7stud has asked for the wisdom of the Perl Monks concerning the following question:

Dear Monks,

For practice, I am trying to write a perl program that will read from files listed on the command line--without using the diamond operator (<>). For example, if the program is invoked like this:

perl myprog.pl fred.txt - barney.txt

I want to read from the file fred.txt, the file '-' which represents STDIN, and lastly barney.txt. When I try to do the equivalent of this:

my $fname = '-'; ... ... my $INFILE; if(!open ($INFILE, "<", $fname)) { print "current file name: $fname\n"; die ".....$!"; }

I am unable to open the file:

current file name: - .....No such file or directory ...

1) Why do I get that error?

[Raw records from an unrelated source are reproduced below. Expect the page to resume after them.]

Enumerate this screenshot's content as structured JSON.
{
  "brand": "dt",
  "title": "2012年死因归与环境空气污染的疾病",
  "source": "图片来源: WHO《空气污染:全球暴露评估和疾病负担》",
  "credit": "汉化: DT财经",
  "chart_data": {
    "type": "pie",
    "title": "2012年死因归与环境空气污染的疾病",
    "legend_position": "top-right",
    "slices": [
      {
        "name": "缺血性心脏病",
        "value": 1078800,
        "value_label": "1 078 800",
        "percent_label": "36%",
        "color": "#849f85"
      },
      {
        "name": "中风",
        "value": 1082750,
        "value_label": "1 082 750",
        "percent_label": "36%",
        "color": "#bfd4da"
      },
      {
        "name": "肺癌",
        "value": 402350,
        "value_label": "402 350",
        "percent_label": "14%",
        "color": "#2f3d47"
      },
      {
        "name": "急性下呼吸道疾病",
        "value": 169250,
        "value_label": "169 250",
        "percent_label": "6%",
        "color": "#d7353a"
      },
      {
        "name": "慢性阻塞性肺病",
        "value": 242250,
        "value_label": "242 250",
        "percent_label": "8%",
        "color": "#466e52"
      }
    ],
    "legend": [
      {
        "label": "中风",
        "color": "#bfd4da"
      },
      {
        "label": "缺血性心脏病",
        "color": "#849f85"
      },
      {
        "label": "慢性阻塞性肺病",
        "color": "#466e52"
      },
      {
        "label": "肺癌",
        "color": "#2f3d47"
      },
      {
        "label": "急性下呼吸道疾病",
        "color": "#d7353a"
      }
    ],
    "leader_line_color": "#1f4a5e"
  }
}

I guess I confused "reopening a file handle will cause perl to automatically close the old one", with opening a new file handle connected to a file where the file is already connected to another open file handle. But then why doesn't the error message say, "File already open" or something like that?

2) What is the best way to deal with a '-' on the command line? Check each element of @ARGV for '-'? This works ok for me:

use strict; use warnings; if (!@ARGV) { push @ARGV, '-'; } foreach my $arg (@ARGV) { print "$arg\n"; } while(my $fname = pop @ARGV) { my $INFILE; if ($fname eq '-') { $INFILE = *STDIN; }else{ if(!open ($INFILE, "<", $fname)) { say "current file name: $fname"; die ".....$!"; } } my @lines = <$INFILE>; foreach (reverse @lines) { print; } close $INFILE; } --output:--- data1.txt - data2.txt D #start output from data2.txt C B A #end output from data2.txt x #start STDIN input y z #end STDIN input zD #This started off as a blank line where I hit control-D for eof. y x line 4 #start output from data1.txt line 3 line 2 line 1 #end output from data1.txt
Thanks for any advice.

Replies are listed 'Best First'.
Re: reading from filename '-'
by zwon (Abbot) on Nov 07, 2009 at 10:28 UTC

    You're getting error because you're trying to open file named '-', not stdin. @ARGV works because <> operator uses two arguments open. Compare these:

    open my $fd, "<", "-"; # will try to open file "-" open my $fd, "-"; # will open STDIN

    Update: concerning second question, the best practice is to use three arguments form of open, so you solution is ok.

      Thanks. The two arg form of open() works great!
Re: reading from filename '-'
by jwkrahn (Abbot) on Nov 07, 2009 at 10:30 UTC

    What you want to do will work with the one or two argument versions of open but not with the three argument version.